The social character is the central basic concept of the analytic social psychology of Erich Fromm.

==Overview==
The concept describes the formation of the shared character structure of the people of a society or a social class according to their way of life and the socially typical expectations and functional requirements regarding socially adaptive behavior. Social character is essentially adaptive to the dominant mode of production in a society. According to Fromm, the concept integrates Marx's theory concerning how the mode of production determines ideology with Freud's concept of character.

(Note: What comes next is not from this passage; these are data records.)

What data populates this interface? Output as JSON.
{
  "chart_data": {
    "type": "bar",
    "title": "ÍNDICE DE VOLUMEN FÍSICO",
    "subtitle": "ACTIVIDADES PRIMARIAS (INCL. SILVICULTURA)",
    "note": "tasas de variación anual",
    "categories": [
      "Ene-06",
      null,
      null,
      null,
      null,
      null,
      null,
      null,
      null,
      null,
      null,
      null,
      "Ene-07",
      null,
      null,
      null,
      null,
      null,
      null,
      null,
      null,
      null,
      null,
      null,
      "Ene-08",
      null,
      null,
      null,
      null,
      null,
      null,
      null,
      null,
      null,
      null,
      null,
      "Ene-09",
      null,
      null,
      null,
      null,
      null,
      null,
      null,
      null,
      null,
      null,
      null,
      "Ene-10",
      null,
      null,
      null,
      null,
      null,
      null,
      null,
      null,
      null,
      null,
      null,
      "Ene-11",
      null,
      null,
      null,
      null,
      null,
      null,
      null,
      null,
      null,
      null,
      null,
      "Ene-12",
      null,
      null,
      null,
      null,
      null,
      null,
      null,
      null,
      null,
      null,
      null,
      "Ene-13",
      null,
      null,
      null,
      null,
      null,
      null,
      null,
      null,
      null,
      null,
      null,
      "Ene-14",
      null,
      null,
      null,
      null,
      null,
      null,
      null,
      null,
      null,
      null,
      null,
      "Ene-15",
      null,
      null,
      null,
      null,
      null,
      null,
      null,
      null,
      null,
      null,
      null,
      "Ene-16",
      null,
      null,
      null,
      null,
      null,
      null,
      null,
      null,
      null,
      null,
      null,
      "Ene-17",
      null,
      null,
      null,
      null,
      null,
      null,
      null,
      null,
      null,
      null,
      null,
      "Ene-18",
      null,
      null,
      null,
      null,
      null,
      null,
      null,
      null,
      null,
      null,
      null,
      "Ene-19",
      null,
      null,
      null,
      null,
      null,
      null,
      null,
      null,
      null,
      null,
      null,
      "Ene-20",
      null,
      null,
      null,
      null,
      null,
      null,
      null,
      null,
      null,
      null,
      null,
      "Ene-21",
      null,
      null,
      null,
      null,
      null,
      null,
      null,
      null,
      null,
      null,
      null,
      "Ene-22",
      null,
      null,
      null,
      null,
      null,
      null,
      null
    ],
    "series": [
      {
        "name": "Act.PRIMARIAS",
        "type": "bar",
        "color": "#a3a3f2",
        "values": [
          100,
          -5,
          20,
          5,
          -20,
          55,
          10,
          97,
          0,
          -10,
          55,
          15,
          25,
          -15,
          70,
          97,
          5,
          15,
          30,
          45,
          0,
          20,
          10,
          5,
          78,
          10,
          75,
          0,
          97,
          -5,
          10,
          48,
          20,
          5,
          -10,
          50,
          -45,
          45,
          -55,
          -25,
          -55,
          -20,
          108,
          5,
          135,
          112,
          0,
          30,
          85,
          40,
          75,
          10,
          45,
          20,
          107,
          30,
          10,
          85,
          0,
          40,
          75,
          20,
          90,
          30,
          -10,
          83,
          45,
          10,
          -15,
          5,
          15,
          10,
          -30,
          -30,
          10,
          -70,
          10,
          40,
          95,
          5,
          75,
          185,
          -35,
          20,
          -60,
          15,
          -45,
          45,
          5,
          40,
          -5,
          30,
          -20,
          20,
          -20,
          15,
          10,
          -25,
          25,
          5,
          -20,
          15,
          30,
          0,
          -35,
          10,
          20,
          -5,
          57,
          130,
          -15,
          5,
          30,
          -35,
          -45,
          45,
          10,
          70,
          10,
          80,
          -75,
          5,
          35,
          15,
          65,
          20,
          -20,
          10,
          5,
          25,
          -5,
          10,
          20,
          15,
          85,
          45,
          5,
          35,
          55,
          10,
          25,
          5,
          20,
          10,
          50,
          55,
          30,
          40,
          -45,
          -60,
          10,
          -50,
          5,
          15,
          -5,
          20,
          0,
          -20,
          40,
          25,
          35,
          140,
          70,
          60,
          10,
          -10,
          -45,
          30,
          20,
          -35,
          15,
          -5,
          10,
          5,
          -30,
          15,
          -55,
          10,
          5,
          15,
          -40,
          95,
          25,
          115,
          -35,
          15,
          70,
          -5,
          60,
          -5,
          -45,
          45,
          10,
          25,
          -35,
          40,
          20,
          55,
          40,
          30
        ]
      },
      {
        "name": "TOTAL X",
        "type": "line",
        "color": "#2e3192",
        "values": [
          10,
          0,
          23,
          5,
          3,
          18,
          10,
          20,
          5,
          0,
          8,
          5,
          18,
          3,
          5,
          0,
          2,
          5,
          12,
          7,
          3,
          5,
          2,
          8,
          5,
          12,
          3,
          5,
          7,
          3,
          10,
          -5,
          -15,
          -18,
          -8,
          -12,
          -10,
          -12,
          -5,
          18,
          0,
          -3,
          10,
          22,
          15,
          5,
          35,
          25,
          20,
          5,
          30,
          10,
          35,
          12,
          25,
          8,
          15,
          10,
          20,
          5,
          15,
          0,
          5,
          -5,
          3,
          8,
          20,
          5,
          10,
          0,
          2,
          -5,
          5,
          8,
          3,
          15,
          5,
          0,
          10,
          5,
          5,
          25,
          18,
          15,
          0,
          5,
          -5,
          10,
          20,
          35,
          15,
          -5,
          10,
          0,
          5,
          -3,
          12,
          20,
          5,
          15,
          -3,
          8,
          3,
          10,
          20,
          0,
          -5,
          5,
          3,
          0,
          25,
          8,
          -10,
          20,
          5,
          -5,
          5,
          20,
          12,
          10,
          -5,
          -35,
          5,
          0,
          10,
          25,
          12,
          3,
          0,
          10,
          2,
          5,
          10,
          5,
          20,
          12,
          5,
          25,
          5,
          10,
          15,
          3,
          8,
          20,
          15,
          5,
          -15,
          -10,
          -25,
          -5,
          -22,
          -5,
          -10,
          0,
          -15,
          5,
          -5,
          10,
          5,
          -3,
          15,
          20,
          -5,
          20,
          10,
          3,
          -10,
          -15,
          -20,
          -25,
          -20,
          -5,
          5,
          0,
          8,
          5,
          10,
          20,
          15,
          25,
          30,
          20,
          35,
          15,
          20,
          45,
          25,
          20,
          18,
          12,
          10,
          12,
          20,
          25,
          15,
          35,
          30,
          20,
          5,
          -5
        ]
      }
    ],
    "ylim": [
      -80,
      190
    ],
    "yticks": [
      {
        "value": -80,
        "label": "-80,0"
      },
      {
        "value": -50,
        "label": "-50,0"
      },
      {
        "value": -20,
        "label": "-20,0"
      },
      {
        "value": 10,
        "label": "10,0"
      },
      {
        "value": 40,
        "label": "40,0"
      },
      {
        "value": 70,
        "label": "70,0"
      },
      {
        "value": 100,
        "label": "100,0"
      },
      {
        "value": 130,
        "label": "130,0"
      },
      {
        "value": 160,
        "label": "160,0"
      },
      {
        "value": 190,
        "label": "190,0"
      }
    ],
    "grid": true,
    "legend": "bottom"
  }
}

While individual character describes the richness of the character structure of an individual, the social character describes the emotional attitudes common to people in a social class or society. The social character is acquired substantially in the family as an agent of the society but also developed in other institutions of society such as schools and workplaces. The function of the social character is to motivate people to accomplish the expected social tasks concerning work and interaction, education and consuming. Arising in the interaction of the socio-economic social structure and the social libidinous structure the social character makes it possible to use human energies as a socially productive resource.

Erich Fromm emphasizes the social necessities, which must be obeyed by the members of a society. So that a society functions adequately, their members must acquire a character structure which enables them to do what they need to do in order to prosper. It is for example expected in an authoritarian society that people are motivated to subordinate themselves to a hierarchy and fulfill selflessly the instructions brought to them. In peasant society, people are socialized to save and to work independently. However, in the permissive consumer culture people are socialized to consume gladly and extensively.

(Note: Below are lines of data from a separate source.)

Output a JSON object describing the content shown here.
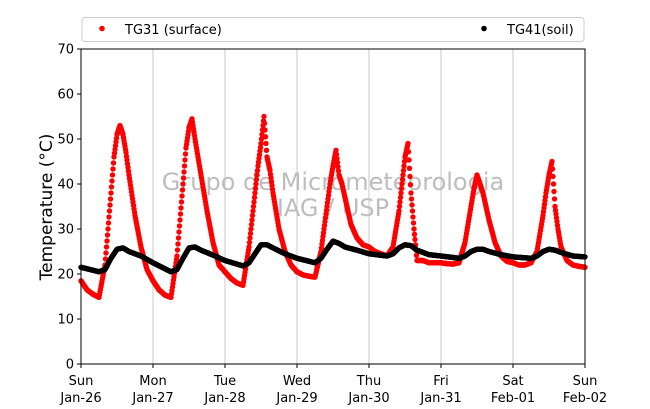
{
  "chart_data": {
    "type": "scatter",
    "ylabel": "Temperature (°C)",
    "xlabel": "",
    "ylim": [
      0,
      70
    ],
    "yticks": [
      0,
      10,
      20,
      30,
      40,
      50,
      60,
      70
    ],
    "xlim": [
      "2020-01-26",
      "2020-02-02"
    ],
    "xticks": [
      {
        "date": "2020-01-26",
        "weekday": "Sun",
        "label": "Jan-26"
      },
      {
        "date": "2020-01-27",
        "weekday": "Mon",
        "label": "Jan-27"
      },
      {
        "date": "2020-01-28",
        "weekday": "Tue",
        "label": "Jan-28"
      },
      {
        "date": "2020-01-29",
        "weekday": "Wed",
        "label": "Jan-29"
      },
      {
        "date": "2020-01-30",
        "weekday": "Thu",
        "label": "Jan-30"
      },
      {
        "date": "2020-01-31",
        "weekday": "Fri",
        "label": "Jan-31"
      },
      {
        "date": "2020-02-01",
        "weekday": "Sat",
        "label": "Feb-01"
      },
      {
        "date": "2020-02-02",
        "weekday": "Sun",
        "label": "Feb-02"
      }
    ],
    "grid": "vertical",
    "legend": "top",
    "watermark": [
      "Grupo de Micrometeorologia",
      "IAG / USP"
    ],
    "series": [
      {
        "name": "TG31 (surface)",
        "color": "#ff0000",
        "points": [
          [
            "2020-01-26 00:00",
            18.5
          ],
          [
            "2020-01-26 02:00",
            16.5
          ],
          [
            "2020-01-26 04:00",
            15.5
          ],
          [
            "2020-01-26 06:00",
            14.8
          ],
          [
            "2020-01-26 08:00",
            22
          ],
          [
            "2020-01-26 10:00",
            38
          ],
          [
            "2020-01-26 11:00",
            46
          ],
          [
            "2020-01-26 12:00",
            51
          ],
          [
            "2020-01-26 13:00",
            53
          ],
          [
            "2020-01-26 14:00",
            51
          ],
          [
            "2020-01-26 15:00",
            47
          ],
          [
            "2020-01-26 16:00",
            42
          ],
          [
            "2020-01-26 18:00",
            33
          ],
          [
            "2020-01-26 20:00",
            26
          ],
          [
            "2020-01-26 22:00",
            21
          ],
          [
            "2020-01-27 00:00",
            18.5
          ],
          [
            "2020-01-27 02:00",
            16.5
          ],
          [
            "2020-01-27 04:00",
            15.3
          ],
          [
            "2020-01-27 06:00",
            14.8
          ],
          [
            "2020-01-27 08:00",
            24
          ],
          [
            "2020-01-27 10:00",
            40
          ],
          [
            "2020-01-27 11:00",
            48
          ],
          [
            "2020-01-27 12:00",
            52.5
          ],
          [
            "2020-01-27 13:00",
            54.5
          ],
          [
            "2020-01-27 14:00",
            50
          ],
          [
            "2020-01-27 15:00",
            46
          ],
          [
            "2020-01-27 16:00",
            42
          ],
          [
            "2020-01-27 18:00",
            34
          ],
          [
            "2020-01-27 20:00",
            27
          ],
          [
            "2020-01-27 22:00",
            22
          ],
          [
            "2020-01-28 00:00",
            20.5
          ],
          [
            "2020-01-28 02:00",
            19
          ],
          [
            "2020-01-28 04:00",
            18
          ],
          [
            "2020-01-28 06:00",
            17.5
          ],
          [
            "2020-01-28 08:00",
            26
          ],
          [
            "2020-01-28 10:00",
            38
          ],
          [
            "2020-01-28 11:00",
            44
          ],
          [
            "2020-01-28 12:00",
            49
          ],
          [
            "2020-01-28 13:00",
            55
          ],
          [
            "2020-01-28 14:00",
            46
          ],
          [
            "2020-01-28 15:00",
            43
          ],
          [
            "2020-01-28 16:00",
            38
          ],
          [
            "2020-01-28 18:00",
            30
          ],
          [
            "2020-01-28 20:00",
            25
          ],
          [
            "2020-01-28 22:00",
            22
          ],
          [
            "2020-01-29 00:00",
            20.5
          ],
          [
            "2020-01-29 02:00",
            19.8
          ],
          [
            "2020-01-29 04:00",
            19.5
          ],
          [
            "2020-01-29 06:00",
            19.3
          ],
          [
            "2020-01-29 08:00",
            25
          ],
          [
            "2020-01-29 10:00",
            35
          ],
          [
            "2020-01-29 11:00",
            40
          ],
          [
            "2020-01-29 12:00",
            44
          ],
          [
            "2020-01-29 13:00",
            47.5
          ],
          [
            "2020-01-29 14:00",
            42
          ],
          [
            "2020-01-29 15:00",
            40
          ],
          [
            "2020-01-29 16:00",
            37
          ],
          [
            "2020-01-29 18:00",
            31
          ],
          [
            "2020-01-29 20:00",
            28
          ],
          [
            "2020-01-29 22:00",
            26.5
          ],
          [
            "2020-01-30 00:00",
            26
          ],
          [
            "2020-01-30 02:00",
            25
          ],
          [
            "2020-01-30 04:00",
            24.5
          ],
          [
            "2020-01-30 06:00",
            24
          ],
          [
            "2020-01-30 08:00",
            26
          ],
          [
            "2020-01-30 10:00",
            34
          ],
          [
            "2020-01-30 11:00",
            40
          ],
          [
            "2020-01-30 12:00",
            46
          ],
          [
            "2020-01-30 13:00",
            49
          ],
          [
            "2020-01-30 14:00",
            38
          ],
          [
            "2020-01-30 15:00",
            30
          ],
          [
            "2020-01-30 16:00",
            23
          ],
          [
            "2020-01-30 18:00",
            23
          ],
          [
            "2020-01-30 20:00",
            22.5
          ],
          [
            "2020-01-30 22:00",
            22.5
          ],
          [
            "2020-01-31 00:00",
            22.5
          ],
          [
            "2020-01-31 02:00",
            22.3
          ],
          [
            "2020-01-31 04:00",
            22.2
          ],
          [
            "2020-01-31 06:00",
            22.5
          ],
          [
            "2020-01-31 08:00",
            27
          ],
          [
            "2020-01-31 10:00",
            35
          ],
          [
            "2020-01-31 11:00",
            39
          ],
          [
            "2020-01-31 12:00",
            42
          ],
          [
            "2020-01-31 13:00",
            40
          ],
          [
            "2020-01-31 14:00",
            38
          ],
          [
            "2020-01-31 15:00",
            35
          ],
          [
            "2020-01-31 16:00",
            32
          ],
          [
            "2020-01-31 18:00",
            27
          ],
          [
            "2020-01-31 20:00",
            24
          ],
          [
            "2020-01-31 22:00",
            22.8
          ],
          [
            "2020-02-01 00:00",
            22.5
          ],
          [
            "2020-02-01 02:00",
            22
          ],
          [
            "2020-02-01 04:00",
            22
          ],
          [
            "2020-02-01 06:00",
            22.5
          ],
          [
            "2020-02-01 08:00",
            25
          ],
          [
            "2020-02-01 10:00",
            33
          ],
          [
            "2020-02-01 11:00",
            38
          ],
          [
            "2020-02-01 12:00",
            42
          ],
          [
            "2020-02-01 13:00",
            45
          ],
          [
            "2020-02-01 14:00",
            35
          ],
          [
            "2020-02-01 15:00",
            30
          ],
          [
            "2020-02-01 16:00",
            26
          ],
          [
            "2020-02-01 18:00",
            23
          ],
          [
            "2020-02-01 20:00",
            22
          ],
          [
            "2020-02-01 22:00",
            21.7
          ],
          [
            "2020-02-02 00:00",
            21.5
          ]
        ]
      },
      {
        "name": "TG41(soil)",
        "color": "#000000",
        "points": [
          [
            "2020-01-26 00:00",
            21.5
          ],
          [
            "2020-01-26 06:00",
            20.5
          ],
          [
            "2020-01-26 08:00",
            21
          ],
          [
            "2020-01-26 10:00",
            23.5
          ],
          [
            "2020-01-26 12:00",
            25.5
          ],
          [
            "2020-01-26 14:00",
            25.8
          ],
          [
            "2020-01-26 16:00",
            25
          ],
          [
            "2020-01-26 20:00",
            24
          ],
          [
            "2020-01-27 00:00",
            22.5
          ],
          [
            "2020-01-27 06:00",
            20.5
          ],
          [
            "2020-01-27 08:00",
            21
          ],
          [
            "2020-01-27 10:00",
            23.5
          ],
          [
            "2020-01-27 12:00",
            25.8
          ],
          [
            "2020-01-27 14:00",
            26
          ],
          [
            "2020-01-27 16:00",
            25.3
          ],
          [
            "2020-01-27 20:00",
            24.2
          ],
          [
            "2020-01-28 00:00",
            23
          ],
          [
            "2020-01-28 06:00",
            21.8
          ],
          [
            "2020-01-28 08:00",
            22.5
          ],
          [
            "2020-01-28 10:00",
            24.5
          ],
          [
            "2020-01-28 12:00",
            26.5
          ],
          [
            "2020-01-28 14:00",
            26.5
          ],
          [
            "2020-01-28 16:00",
            25.8
          ],
          [
            "2020-01-28 20:00",
            24.5
          ],
          [
            "2020-01-29 00:00",
            23.5
          ],
          [
            "2020-01-29 06:00",
            22.5
          ],
          [
            "2020-01-29 08:00",
            23.5
          ],
          [
            "2020-01-29 10:00",
            25.5
          ],
          [
            "2020-01-29 12:00",
            27.3
          ],
          [
            "2020-01-29 14:00",
            26.8
          ],
          [
            "2020-01-29 16:00",
            26
          ],
          [
            "2020-01-29 20:00",
            25.3
          ],
          [
            "2020-01-30 00:00",
            24.5
          ],
          [
            "2020-01-30 06:00",
            24
          ],
          [
            "2020-01-30 08:00",
            24.5
          ],
          [
            "2020-01-30 10:00",
            25.8
          ],
          [
            "2020-01-30 12:00",
            26.5
          ],
          [
            "2020-01-30 14:00",
            26.3
          ],
          [
            "2020-01-30 16:00",
            25.3
          ],
          [
            "2020-01-30 20:00",
            24.3
          ],
          [
            "2020-01-31 00:00",
            24
          ],
          [
            "2020-01-31 06:00",
            23.5
          ],
          [
            "2020-01-31 08:00",
            24
          ],
          [
            "2020-01-31 10:00",
            25
          ],
          [
            "2020-01-31 12:00",
            25.5
          ],
          [
            "2020-01-31 14:00",
            25.5
          ],
          [
            "2020-01-31 16:00",
            25
          ],
          [
            "2020-01-31 20:00",
            24.3
          ],
          [
            "2020-02-01 00:00",
            23.8
          ],
          [
            "2020-02-01 06:00",
            23.5
          ],
          [
            "2020-02-01 08:00",
            24
          ],
          [
            "2020-02-01 10:00",
            25
          ],
          [
            "2020-02-01 12:00",
            25.5
          ],
          [
            "2020-02-01 14:00",
            25.3
          ],
          [
            "2020-02-01 16:00",
            24.8
          ],
          [
            "2020-02-01 20:00",
            24
          ],
          [
            "2020-02-02 00:00",
            23.8
          ]
        ]
      }
    ]
  }
}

Thus the character structure in every society is formed in such a way that people can fulfill expectations quasi voluntarily. Although everyone develops character traits and character orientations that distinguish them from people who live in other cultures, people in every culture with the same mode of production share basic elements of the social character.

As a theorist of the society Fromm is not interested in the peculiarities by which the individual persons distinguish themselves from each other but he asks what is common to most people in their psychological reactions. So he examines the part of the character structure which is shared by most members of a society. Fromm describes this general core in the character as social character. The figuration of the social character takes place in most societies at cost of the spontaneity and freedom of the individuals.

== Literature ==
- Fromm, Erich (1942). Character and Social Process. An Appendix to Fear of Freedom, Routledge.
- Fromm, Erich (1994). "Appendix: Character and the social process". In Escape from Freedom. New York: Henry Holt and Company, pp. 275–296. ISBN 0805031499.
- Fromm, Erich and Michael Maccoby (1996). Social Character in a Mexican Village. New Brunswick: Transaction Publisher. ISBN 1560008768.
- Jensen, Walter A. (2017). "What is social character?" In Erich Fromm's contributions to sociological theory. Kalamazoo, MI: Printmill, pp. 59–172. ISBN 978-0970491947.